Now you will need to set this column whenever an actual user exists when the customer record is being created. But you don't actually have to set this column manually. You can do this below as you are using relationships:

Step 1: Save the customer first.

$customer->save();

Step 2: Now we will set the user_id on the customer if exists. To do this, you can get the user object in $user and then just call

$customer->user->save($user);

The code above will automatically set the user_id on customers table

Then I will check if user record exists in this way below:

$user_exists = $order->customer()->user();

if($user_exists)
{
    //email whatever
}

It is not necessary to have FK. Eloquent can mange to build relations based on the name of the columns.

Change the name of the fields. The name of the field should match table name with suffix "_id". In the customers table user_id should be users_id. In orders customer_id should be customers_id.

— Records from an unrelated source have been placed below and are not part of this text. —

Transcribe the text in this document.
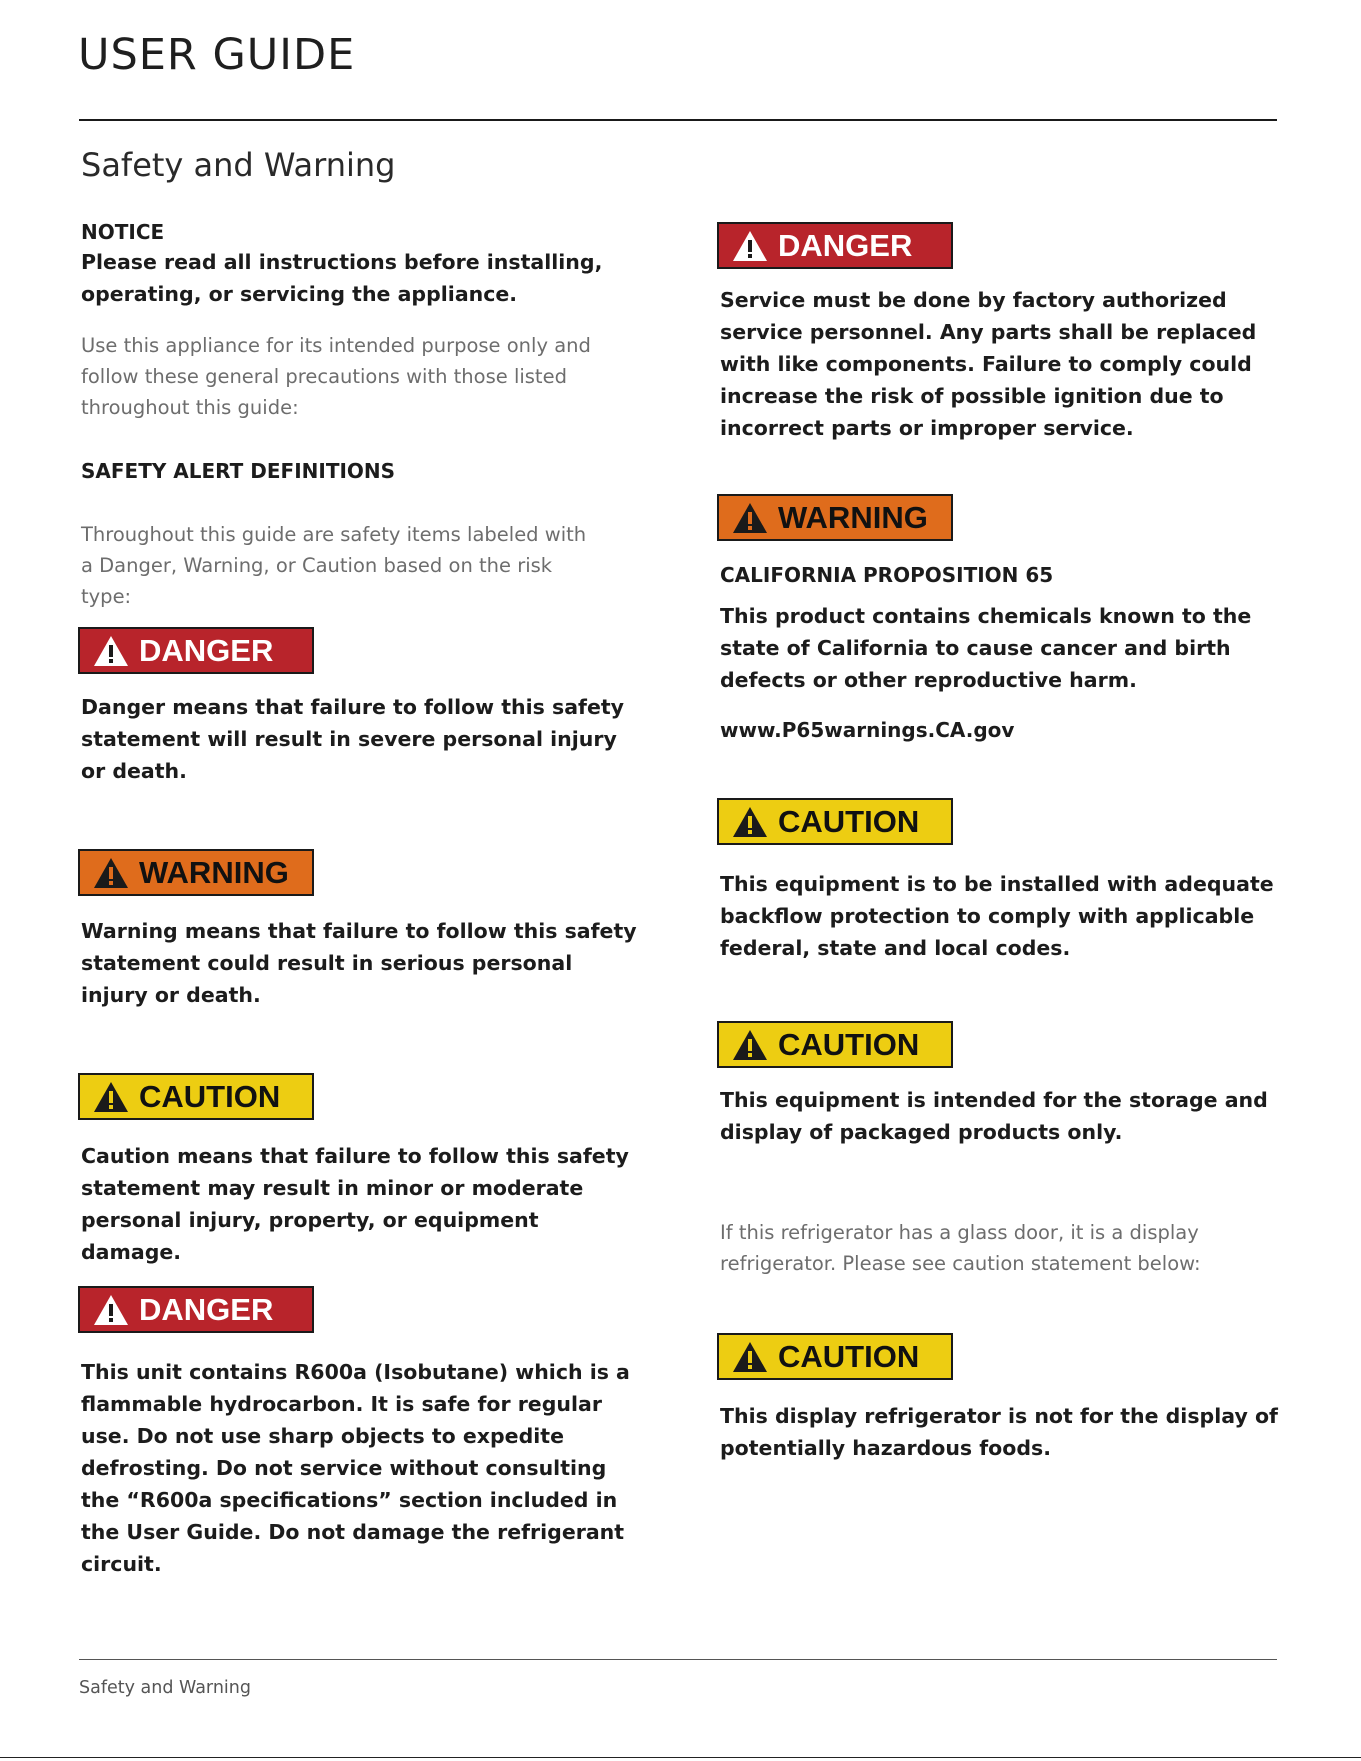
USER GUIDE
Safety and Warning
NOTICE
Please read all instructions before installing, operating, or servicing the appliance.
Use this appliance for its intended purpose only and follow these general precautions with those listed throughout this guide:
SAFETY ALERT DEFINITIONS
Throughout this guide are safety items labeled with a Danger, Warning, or Caution based on the risk type:
DANGER
Danger means that failure to follow this safety statement will result in severe personal injury or death.
WARNING
Warning means that failure to follow this safety statement could result in serious personal injury or death.
CAUTION
Caution means that failure to follow this safety statement may result in minor or moderate personal injury, property, or equipment damage.
DANGER
This unit contains R600a (Isobutane) which is a flammable hydrocarbon. It is safe for regular use. Do not use sharp objects to expedite defrosting. Do not service without consulting the “R600a specifications” section included in the User Guide. Do not damage the refrigerant circuit.
DANGER
Service must be done by factory authorized service personnel. Any parts shall be replaced with like components. Failure to comply could increase the risk of possible ignition due to incorrect parts or improper service.
WARNING
CALIFORNIA PROPOSITION 65
This product contains chemicals known to the state of California to cause cancer and birth defects or other reproductive harm.
www.P65warnings.CA.gov
CAUTION
This equipment is to be installed with adequate backflow protection to comply with applicable federal, state and local codes.
CAUTION
This equipment is intended for the storage and display of packaged products only.
If this refrigerator has a glass door, it is a display refrigerator. Please see caution statement below:
CAUTION
This display refrigerator is not for the display of potentially hazardous foods.
Safety and Warning
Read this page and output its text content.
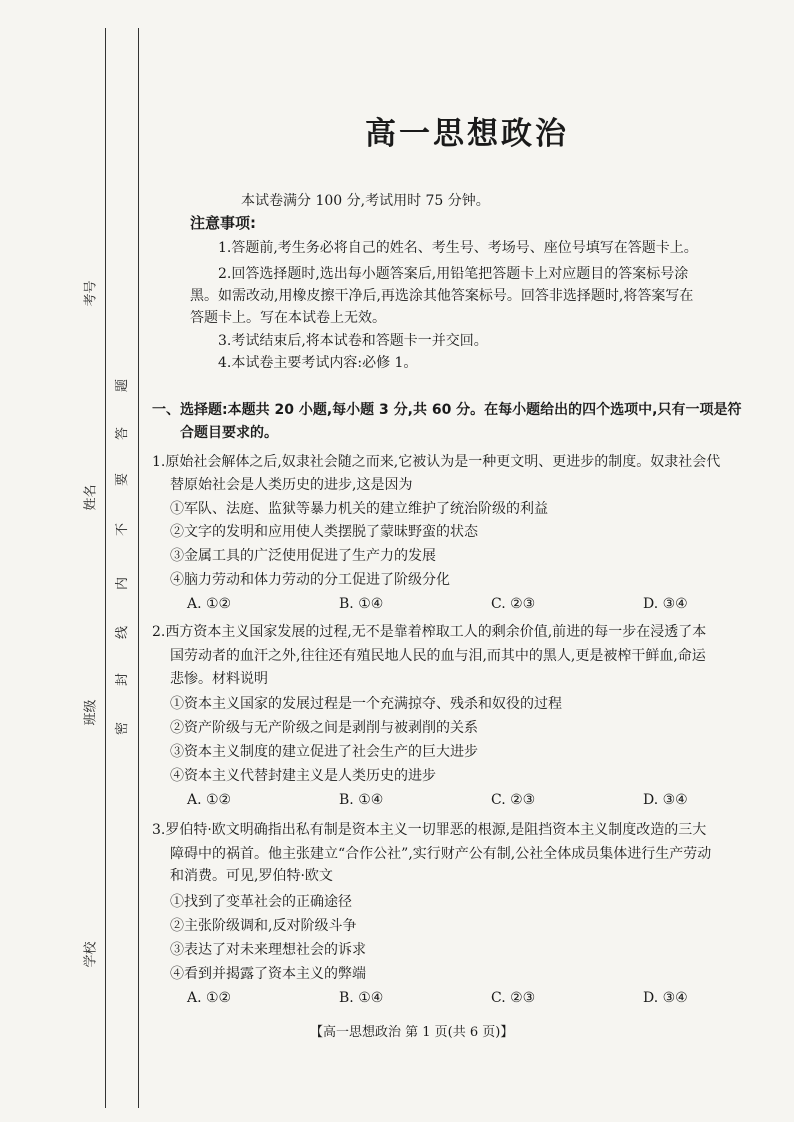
考号
姓名
班级
学校
题
答
要
不
内
线
封
密
高一思想政治
本试卷满分 100 分,考试用时 75 分钟。
注意事项:
1.答题前,考生务必将自己的姓名、考生号、考场号、座位号填写在答题卡上。
2.回答选择题时,选出每小题答案后,用铅笔把答题卡上对应题目的答案标号涂
黑。如需改动,用橡皮擦干净后,再选涂其他答案标号。回答非选择题时,将答案写在
答题卡上。写在本试卷上无效。
3.考试结束后,将本试卷和答题卡一并交回。
4.本试卷主要考试内容:必修 1。
一、选择题:本题共 20 小题,每小题 3 分,共 60 分。在每小题给出的四个选项中,只有一项是符
合题目要求的。
1.原始社会解体之后,奴隶社会随之而来,它被认为是一种更文明、更进步的制度。奴隶社会代
替原始社会是人类历史的进步,这是因为
①军队、法庭、监狱等暴力机关的建立维护了统治阶级的利益
②文字的发明和应用使人类摆脱了蒙昧野蛮的状态
③金属工具的广泛使用促进了生产力的发展
④脑力劳动和体力劳动的分工促进了阶级分化
A. ①②	B. ①④	C. ②③	D. ③④
2.西方资本主义国家发展的过程,无不是靠着榨取工人的剩余价值,前进的每一步在浸透了本
国劳动者的血汗之外,往往还有殖民地人民的血与泪,而其中的黑人,更是被榨干鲜血,命运
悲惨。材料说明
①资本主义国家的发展过程是一个充满掠夺、残杀和奴役的过程
②资产阶级与无产阶级之间是剥削与被剥削的关系
③资本主义制度的建立促进了社会生产的巨大进步
④资本主义代替封建主义是人类历史的进步
A. ①②	B. ①④	C. ②③	D. ③④
3.罗伯特·欧文明确指出私有制是资本主义一切罪恶的根源,是阻挡资本主义制度改造的三大
障碍中的祸首。他主张建立“合作公社”,实行财产公有制,公社全体成员集体进行生产劳动
和消费。可见,罗伯特·欧文
①找到了变革社会的正确途径
②主张阶级调和,反对阶级斗争
③表达了对未来理想社会的诉求
④看到并揭露了资本主义的弊端
A. ①②	B. ①④	C. ②③	D. ③④
【高一思想政治 第 1 页(共 6 页)】
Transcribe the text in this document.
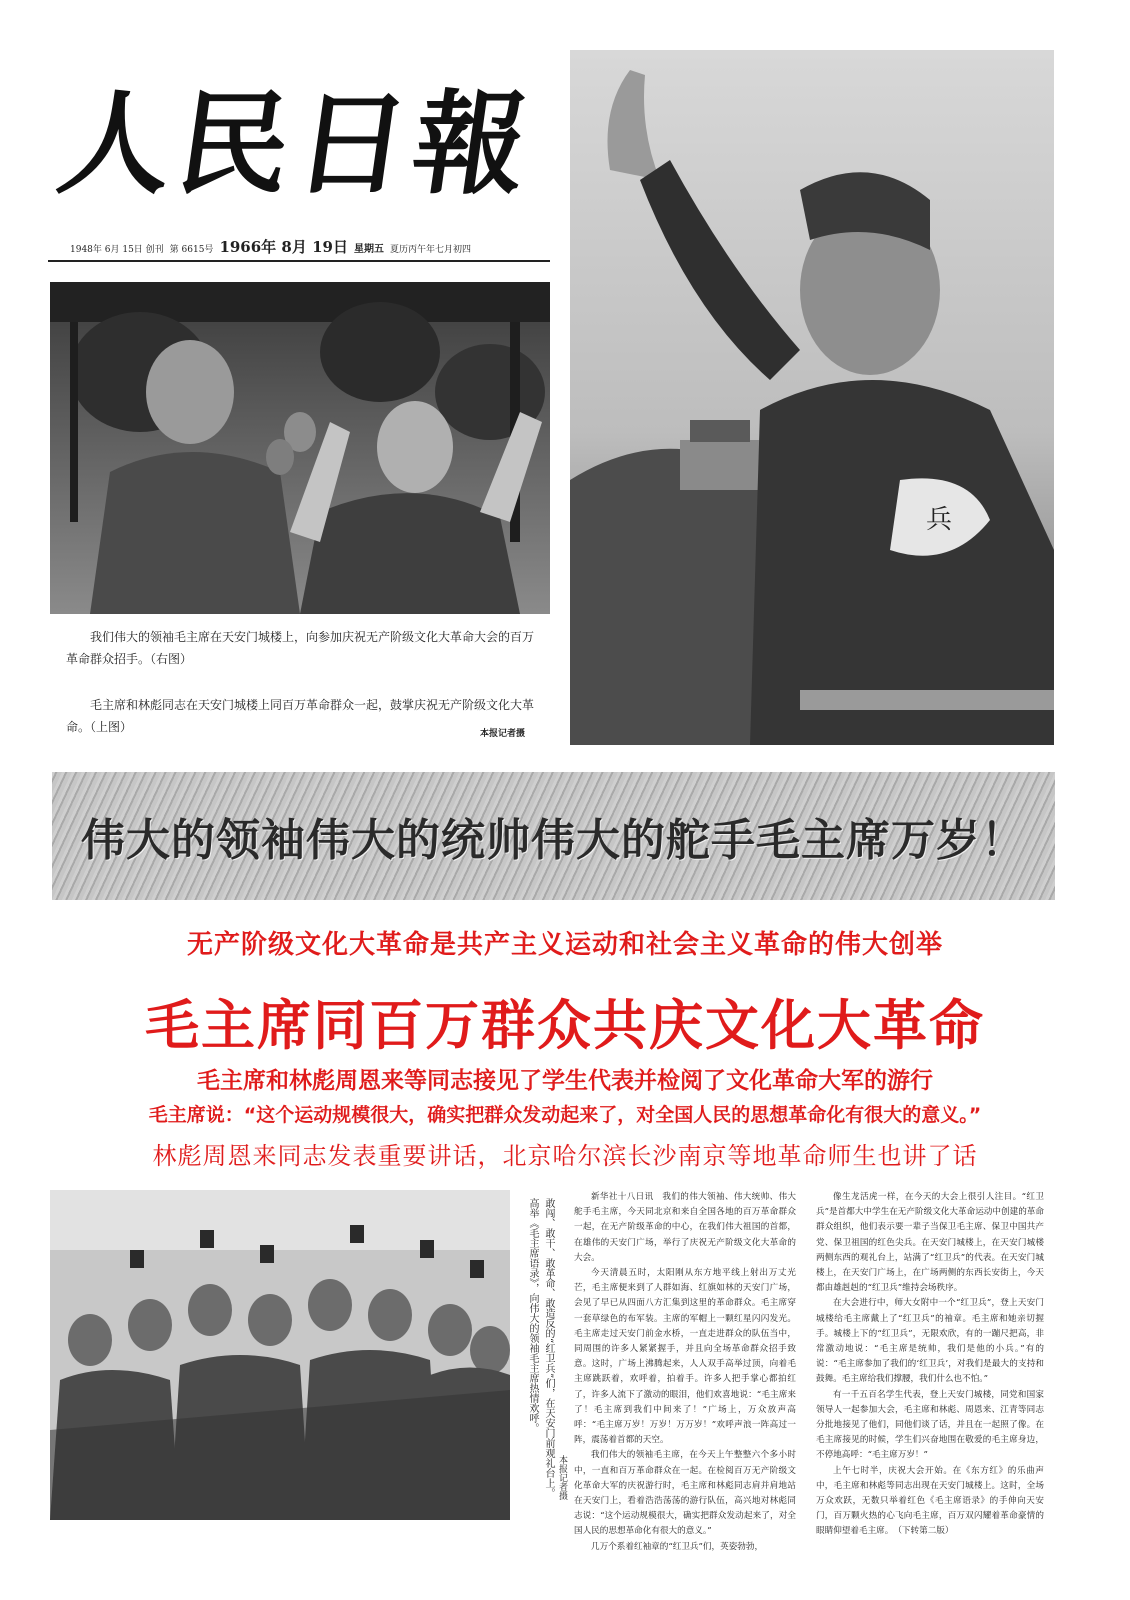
人民日報
1948年 6月 15日 创刊 第 6615号 1966年 8月 19日 星期五 夏历丙午年七月初四
我们伟大的领袖毛主席在天安门城楼上，向参加庆祝无产阶级文化大革命大会的百万革命群众招手。（右图）
毛主席和林彪同志在天安门城楼上同百万革命群众一起，鼓掌庆祝无产阶级文化大革命。（上图）	本报记者摄
兵
伟大的领袖伟大的统帅伟大的舵手毛主席万岁！
无产阶级文化大革命是共产主义运动和社会主义革命的伟大创举
毛主席同百万群众共庆文化大革命
毛主席和林彪周恩来等同志接见了学生代表并检阅了文化革命大军的游行
毛主席说：“这个运动规模很大，确实把群众发动起来了，对全国人民的思想革命化有很大的意义。”
林彪周恩来同志发表重要讲话，北京哈尔滨长沙南京等地革命师生也讲了话
高举《毛主席语录》，向伟大的领袖毛主席热情欢呼。 敢闯、敢干、敢革命、敢造反的“红卫兵”们，在天安门前观礼台上。 本报记者摄

新华社十八日讯　我们的伟大领袖、伟大统帅、伟大舵手毛主席，今天同北京和来自全国各地的百万革命群众一起，在无产阶级革命的中心，在我们伟大祖国的首都，在雄伟的天安门广场，举行了庆祝无产阶级文化大革命的大会。

今天清晨五时，太阳刚从东方地平线上射出万丈光芒，毛主席便来到了人群如海、红旗如林的天安门广场，会见了早已从四面八方汇集到这里的革命群众。毛主席穿一套草绿色的布军装。主席的军帽上一颗红星闪闪发光。毛主席走过天安门前金水桥，一直走进群众的队伍当中，同周围的许多人紧紧握手，并且向全场革命群众招手致意。这时，广场上沸腾起来，人人双手高举过顶，向着毛主席跳跃着，欢呼着，拍着手。许多人把手掌心都拍红了，许多人流下了激动的眼泪，他们欢喜地说：“毛主席来了！毛主席到我们中间来了！”广场上，万众放声高呼：“毛主席万岁！万岁！万万岁！”欢呼声浪一阵高过一阵，震荡着首都的天空。

我们伟大的领袖毛主席，在今天上午整整六个多小时中，一直和百万革命群众在一起。在检阅百万无产阶级文化革命大军的庆祝游行时，毛主席和林彪同志肩并肩地站在天安门上，看着浩浩荡荡的游行队伍，高兴地对林彪同志说：“这个运动规模很大，确实把群众发动起来了，对全国人民的思想革命化有很大的意义。”

几万个系着红袖章的“红卫兵”们，英姿勃勃，

像生龙活虎一样，在今天的大会上很引人注目。“红卫兵”是首都大中学生在无产阶级文化大革命运动中创建的革命群众组织，他们表示要一辈子当保卫毛主席、保卫中国共产党、保卫祖国的红色尖兵。在天安门城楼上，在天安门城楼两侧东西的观礼台上，站满了“红卫兵”的代表。在天安门城楼上，在天安门广场上，在广场两侧的东西长安街上，今天都由雄赳赳的“红卫兵”维持会场秩序。

在大会进行中，师大女附中一个“红卫兵”，登上天安门城楼给毛主席戴上了“红卫兵”的袖章。毛主席和她亲切握手。城楼上下的“红卫兵”，无限欢欣，有的一蹦尺把高，非常激动地说：“毛主席是统帅，我们是他的小兵。”有的说：“毛主席参加了我们的‘红卫兵’，对我们是最大的支持和鼓舞。毛主席给我们撑腰，我们什么也不怕。”

有一千五百名学生代表，登上天安门城楼，同党和国家领导人一起参加大会，毛主席和林彪、周恩来、江青等同志分批地接见了他们，同他们谈了话，并且在一起照了像。在毛主席接见的时候，学生们兴奋地围在敬爱的毛主席身边，不停地高呼：“毛主席万岁！”

上午七时半，庆祝大会开始。在《东方红》的乐曲声中，毛主席和林彪等同志出现在天安门城楼上。这时，全场万众欢跃，无数只举着红色《毛主席语录》的手伸向天安门，百万颗火热的心飞向毛主席，百万双闪耀着革命豪情的眼睛仰望着毛主席。　（下转第二版）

You can try to pass the name of the field you want to join with:

class Order extends Model
{
    public function customer()
    {
        return $this->belongsTo('App\Customer', 'foreign_key', 'id');
    }
}

I am not very advanced user with Laravel so this might not work. I had the same issue and I solved it by renaming all models and columns to match table names (with "s").


your user_id field in customers table should be nullable.